DNS not resolving after route dns: Wait two minutes and retry. If it still fails, check the Cloudflare dashboard DNS tab to confirm the CNAME was written. Duplicate route dns calls are safe to rerun.
Only one tunnel connection instead of four: A network policy upstream is blocking connections to multiple Cloudflare PoPs. Common in corporate or ISP-restricted networks. The tunnel is still functional; it just lacks redundancy. Proxmox behind a home router with a standard firewall should always get four.

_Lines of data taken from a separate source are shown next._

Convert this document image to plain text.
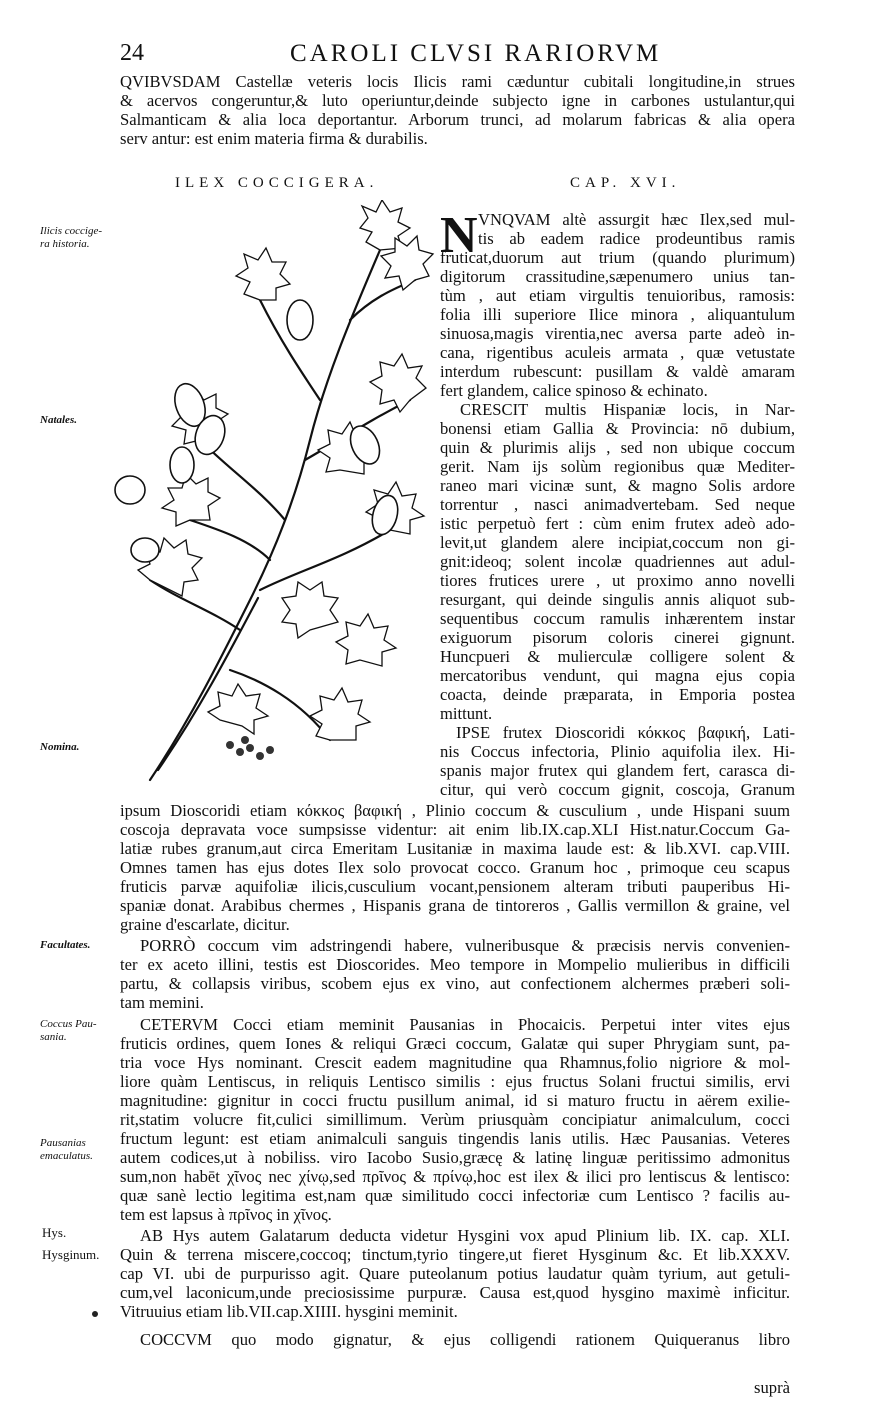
24	CAROLI CLVSI RARIORVM
QVIBVSDAM Castellæ veteris locis Ilicis rami cæduntur cubitali longitudine,in strues
& acervos congeruntur,& luto operiuntur,deinde subjecto igne in carbones ustulantur,qui
Salmanticam & alia loca deportantur. Arborum trunci, ad molarum fabricas & alia opera
serv antur: est enim materia firma & durabilis.
ILEX COCCIGERA.	CAP. XVI.
Ilicis coccige-
ra historia.
Natales.
Nomina.
Facultates.
Coccus Pau-
sania.
Pausanias
emaculatus.
Hys.
Hysginum.
N VNQVAM altè assurgit hæc Ilex,sed mul-
tis ab eadem radice prodeuntibus ramis
fruticat,duorum aut trium (quando plurimum)
digitorum crassitudine,sæpenumero unius tan-
tùm , aut etiam virgultis tenuioribus, ramosis:
folia illi superiore Ilice minora , aliquantulum
sinuosa,magis virentia,nec aversa parte adeò in-
cana, rigentibus aculeis armata , quæ vetustate
interdum rubescunt: pusillam & valdè amaram
fert glandem, calice spinoso & echinato.
CRESCIT multis Hispaniæ locis, in Nar-
bonensi etiam Gallia & Provincia: nō dubium,
quin & plurimis alijs , sed non ubique coccum
gerit. Nam ijs solùm regionibus quæ Mediter-
raneo mari vicinæ sunt, & magno Solis ardore
torrentur , nasci animadvertebam. Sed neque
istic perpetuò fert : cùm enim frutex adeò ado-
levit,ut glandem alere incipiat,coccum non gi-
gnit:ideoq; solent incolæ quadriennes aut adul-
tiores frutices urere , ut proximo anno novelli
resurgant, qui deinde singulis annis aliquot sub-
sequentibus coccum ramulis inhærentem instar
exiguorum pisorum coloris cinerei gignunt.
Huncpueri & mulierculæ colligere solent &
mercatoribus vendunt, qui magna ejus copia
coacta, deinde præparata, in Emporia postea
mittunt.
IPSE frutex Dioscoridi κόκκος βαφική, Lati-
nis Coccus infectoria, Plinio aquifolia ilex. Hi-
spanis major frutex qui glandem fert, carasca di-
citur, qui verò coccum gignit, coscoja, Granum
ipsum Dioscoridi etiam κόκκος βαφική , Plinio coccum & cusculium , unde Hispani suum
coscoja depravata voce sumpsisse videntur: ait enim lib.IX.cap.XLI Hist.natur.Coccum Ga-
latiæ rubes granum,aut circa Emeritam Lusitaniæ in maxima laude est: & lib.XVI. cap.VIII.
Omnes tamen has ejus dotes Ilex solo provocat cocco. Granum hoc , primoque ceu scapus
fruticis parvæ aquifoliæ ilicis,cusculium vocant,pensionem alteram tributi pauperibus Hi-
spaniæ donat. Arabibus chermes , Hispanis grana de tintoreros , Gallis vermillon & graine, vel
graine d'escarlate, dicitur.
PORRÒ coccum vim adstringendi habere, vulneribusque & præcisis nervis convenien-
ter ex aceto illini, testis est Dioscorides. Meo tempore in Mompelio mulieribus in difficili
partu, & collapsis viribus, scobem ejus ex vino, aut confectionem alchermes præberi soli-
tam memini.
CETERVM Cocci etiam meminit Pausanias in Phocaicis. Perpetui inter vites ejus
fruticis ordines, quem Iones & reliqui Græci coccum, Galatæ qui super Phrygiam sunt, pa-
tria voce Hys nominant. Crescit eadem magnitudine qua Rhamnus,folio nigriore & mol-
liore quàm Lentiscus, in reliquis Lentisco similis : ejus fructus Solani fructui similis, ervi
magnitudine: gignitur in cocci fructu pusillum animal, id si maturo fructu in aërem exilie-
rit,statim volucre fit,culici simillimum. Verùm priusquàm concipiatur animalculum, cocci
fructum legunt: est etiam animalculi sanguis tingendis lanis utilis. Hæc Pausanias. Veteres
autem codices,ut à nobiliss. viro Iacobo Susio,græcę & latinę linguæ peritissimo admonitus
sum,non habēt χῖνος nec χίνῳ,sed πρῖνος & πρίνῳ,hoc est ilex & ilici pro lentiscus & lentisco:
quæ sanè lectio legitima est,nam quæ similitudo cocci infectoriæ cum Lentisco ? facilis au-
tem est lapsus à πρῖνος in χῖνος.
AB Hys autem Galatarum deducta videtur Hysgini vox apud Plinium lib. IX. cap. XLI.
Quin & terrena miscere,coccoq; tinctum,tyrio tingere,ut fieret Hysginum &c. Et lib.XXXV.
cap VI. ubi de purpurisso agit. Quare puteolanum potius laudatur quàm tyrium, aut getuli-
cum,vel laconicum,unde preciosissime purpuræ. Causa est,quod hysgino maximè inficitur.
Vitruuius etiam lib.VII.cap.XIIII. hysgini meminit.
COCCVM quo modo gignatur, & ejus colligendi rationem Quiqueranus libro
suprà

Tunnel does not start after host reboot: Either the LXC --onboot 1 flag was not set, or the systemd unit is not enabled inside the container. Fix both:
# On the Proxmox host
pct set 200 --onboot 1
# Inside the container
systemctl enable cloudflared
What You Can and Cannot Expose Through the Tunnel
Cloudflare Tunnel natively proxies HTTP and HTTPS. A few additional capabilities are worth knowing:
- SSH via browser:
cloudflared access sshrenders an SSH session in the browser without a local client — useful for a jump-host VM - RDP via browser:
cloudflared access rdpworks the same way for Windows VMs - Arbitrary TCP: supported, but requires
cloudflaredinstalled on the client machine, which eliminates the client-install-free advantage
For running Docker inside LXC containers on Proxmox, Cloudflare Tunnel integrates cleanly — add each Docker service port as an ingress entry in config.yml. The one common failure: Docker services that bind to 127.0.0.1 inside the container are unreachable from cloudflared. The service must bind on 0.0.0.0 for the tunnel to proxy it.
For services where you need full network access — SSH from a native client, database connections, or inter-VM traffic — a WireGuard or Tailscale tunnel is still the right tool. Running both side-by-side is reasonable; they do not conflict.
Conclusion
After this setup, a 512 MB LXC maintains four outbound connections to Cloudflare's edge and serves your Proxmox UI and the rest of your homelab stack over HTTPS with no open ports on your router. Cloudflare Access policies mean no browser reaches the Proxmox login without passing identity verification first. The natural next step is extending the same tunnel to expose your Proxmox Backup Server's web interface for remote monitoring — or pairing this zero-trust access layer with the automated backup workflows already running on PBS so you can verify backup status remotely without exposing any additional ports.